Too much of a good thing? On the futility of market research

A glut of research today may be less helpful than it seems. The Reformed Broker hopes analysts will start taking better advantage of datasets and improved transparency in order to bring a more novel research product to market. 

Trader Stephen Holden, right, works on the floor of the New York Stock Exchange Tuesday, July 3, 2012. Equity analysts have a lot of research at their disposal, but more information doesn't necessarily mean better information.

Richard Drew/AP

July 3, 2012

Zero Hedge posted some recent commentary from Nicholas Colas (ConvergEx) that discusses the way forward for equity analysts once this macro storm abates.  I particularly liked the intro, in which Nic lays bare the problem for all to see, the utter pointlessness of so much research today:

Suppose for a moment that you are a money manager with just one client, whose investment more than covers your day-to-day expenses at your customary 2% management fee.  The catch to this happy arrangement is that this investor wants a 10% absolute return and will pull his capital if you do not achieve it.  On the plus side, he will keep the money with you for as long as you achieve this bogey.  Drawdowns don’t matter; just make 10%.  Oh, and the performance fee is 50% of anything over that target.

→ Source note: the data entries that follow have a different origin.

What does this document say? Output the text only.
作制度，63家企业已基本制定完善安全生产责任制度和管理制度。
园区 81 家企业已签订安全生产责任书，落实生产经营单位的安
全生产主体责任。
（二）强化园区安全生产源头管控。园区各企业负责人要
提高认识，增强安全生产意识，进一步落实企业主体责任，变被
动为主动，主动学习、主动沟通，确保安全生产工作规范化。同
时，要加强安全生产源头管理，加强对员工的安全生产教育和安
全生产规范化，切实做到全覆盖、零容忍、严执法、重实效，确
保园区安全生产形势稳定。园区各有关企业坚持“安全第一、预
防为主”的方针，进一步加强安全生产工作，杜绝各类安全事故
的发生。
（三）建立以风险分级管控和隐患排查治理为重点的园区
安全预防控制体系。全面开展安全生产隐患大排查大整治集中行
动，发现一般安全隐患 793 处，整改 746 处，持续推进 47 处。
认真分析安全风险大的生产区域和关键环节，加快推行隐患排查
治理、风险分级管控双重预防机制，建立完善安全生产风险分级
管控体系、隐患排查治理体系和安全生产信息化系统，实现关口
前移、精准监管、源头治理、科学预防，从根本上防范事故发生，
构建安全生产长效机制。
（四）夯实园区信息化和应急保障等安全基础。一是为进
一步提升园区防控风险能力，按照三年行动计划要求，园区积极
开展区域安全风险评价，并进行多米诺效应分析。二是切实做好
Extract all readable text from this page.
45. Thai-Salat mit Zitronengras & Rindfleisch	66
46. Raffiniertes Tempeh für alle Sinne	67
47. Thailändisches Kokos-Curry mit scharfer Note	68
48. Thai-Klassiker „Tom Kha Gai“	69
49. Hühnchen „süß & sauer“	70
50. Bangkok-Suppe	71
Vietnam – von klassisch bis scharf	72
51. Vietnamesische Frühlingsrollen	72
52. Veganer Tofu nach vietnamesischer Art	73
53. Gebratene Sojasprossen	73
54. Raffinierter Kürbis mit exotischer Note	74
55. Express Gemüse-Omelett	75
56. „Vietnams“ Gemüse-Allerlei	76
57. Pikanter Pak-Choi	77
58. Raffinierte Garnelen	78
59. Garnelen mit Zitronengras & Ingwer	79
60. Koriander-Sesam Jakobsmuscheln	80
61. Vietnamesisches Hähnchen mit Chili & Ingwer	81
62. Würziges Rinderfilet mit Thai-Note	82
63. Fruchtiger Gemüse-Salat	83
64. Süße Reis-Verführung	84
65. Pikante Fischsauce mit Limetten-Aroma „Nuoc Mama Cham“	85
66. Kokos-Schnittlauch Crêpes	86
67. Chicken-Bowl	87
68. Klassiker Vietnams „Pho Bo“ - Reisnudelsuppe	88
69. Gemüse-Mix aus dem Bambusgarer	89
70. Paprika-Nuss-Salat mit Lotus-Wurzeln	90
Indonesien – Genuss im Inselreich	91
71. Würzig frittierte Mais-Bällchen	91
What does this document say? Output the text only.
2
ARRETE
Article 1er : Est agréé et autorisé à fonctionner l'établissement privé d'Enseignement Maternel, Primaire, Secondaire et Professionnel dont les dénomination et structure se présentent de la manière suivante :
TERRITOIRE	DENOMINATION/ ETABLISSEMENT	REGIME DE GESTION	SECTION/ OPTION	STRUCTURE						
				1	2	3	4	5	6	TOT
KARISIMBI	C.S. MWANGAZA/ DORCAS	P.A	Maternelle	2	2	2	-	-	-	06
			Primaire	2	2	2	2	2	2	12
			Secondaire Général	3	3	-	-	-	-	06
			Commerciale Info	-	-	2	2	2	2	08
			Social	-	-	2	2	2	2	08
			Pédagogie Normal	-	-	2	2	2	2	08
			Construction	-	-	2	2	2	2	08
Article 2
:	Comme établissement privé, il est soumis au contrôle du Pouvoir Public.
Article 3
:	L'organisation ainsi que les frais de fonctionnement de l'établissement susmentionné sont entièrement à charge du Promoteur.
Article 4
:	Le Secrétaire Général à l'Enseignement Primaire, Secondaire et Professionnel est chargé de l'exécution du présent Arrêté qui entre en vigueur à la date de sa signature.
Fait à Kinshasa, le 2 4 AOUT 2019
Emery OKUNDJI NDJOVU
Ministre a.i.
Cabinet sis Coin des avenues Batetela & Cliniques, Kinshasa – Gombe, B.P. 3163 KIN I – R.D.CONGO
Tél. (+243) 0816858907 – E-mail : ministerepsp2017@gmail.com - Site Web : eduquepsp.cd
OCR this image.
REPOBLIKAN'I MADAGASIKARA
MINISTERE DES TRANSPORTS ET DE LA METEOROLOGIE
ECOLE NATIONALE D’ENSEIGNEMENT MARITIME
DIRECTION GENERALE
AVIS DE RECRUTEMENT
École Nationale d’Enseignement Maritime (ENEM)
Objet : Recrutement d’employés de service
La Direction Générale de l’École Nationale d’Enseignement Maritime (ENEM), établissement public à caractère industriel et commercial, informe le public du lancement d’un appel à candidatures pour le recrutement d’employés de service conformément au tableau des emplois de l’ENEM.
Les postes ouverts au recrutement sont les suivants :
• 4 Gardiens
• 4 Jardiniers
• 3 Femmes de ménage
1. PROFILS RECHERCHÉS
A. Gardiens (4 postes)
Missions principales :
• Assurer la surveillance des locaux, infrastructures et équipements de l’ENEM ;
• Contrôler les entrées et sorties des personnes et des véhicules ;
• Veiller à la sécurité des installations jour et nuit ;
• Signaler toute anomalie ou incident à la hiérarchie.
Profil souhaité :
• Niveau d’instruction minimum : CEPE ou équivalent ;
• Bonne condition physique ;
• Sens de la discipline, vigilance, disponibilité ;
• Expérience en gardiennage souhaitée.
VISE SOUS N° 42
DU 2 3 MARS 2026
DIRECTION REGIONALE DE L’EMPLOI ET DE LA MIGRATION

One more catch – you can only use one external resource in your investment process.  Our mystery client wants you focused.  Your choices are:

  • Unlimited access to one major broker’s sell side research and investment conferences.
  • Top-customer status at one expert network of your choice.
  • All the quantitative research resources you would like.  The catch here is that you can only hire a few programmers to exploit this content.
  • Unlimited access to a top-tier macro research firm, with resources deep in every major central bank around the world.

In the current investment environment, the last choice is the lay-up answer.  With asset price correlations near 90% for a wide range of investment choices, the on-off switch to market direction sits in Washington, Frankfurt, Beijing, and other centers of political and central bank power.  The other choices would give you little insight here.  Even those brokerages with excellent macro research and alumni in high places don’t seem to be able to call the twists and turns of macro policy.

That about sums up the last three years or so.

Colas is optimistic that analysts will start taking better advantage of datasets and the transparency afforded us in the internet age in order to bring a more novel research product to market.  Or failing that, they could just continue to rely on "management access" until the last guy out turns off the light.  Whatever, LOL.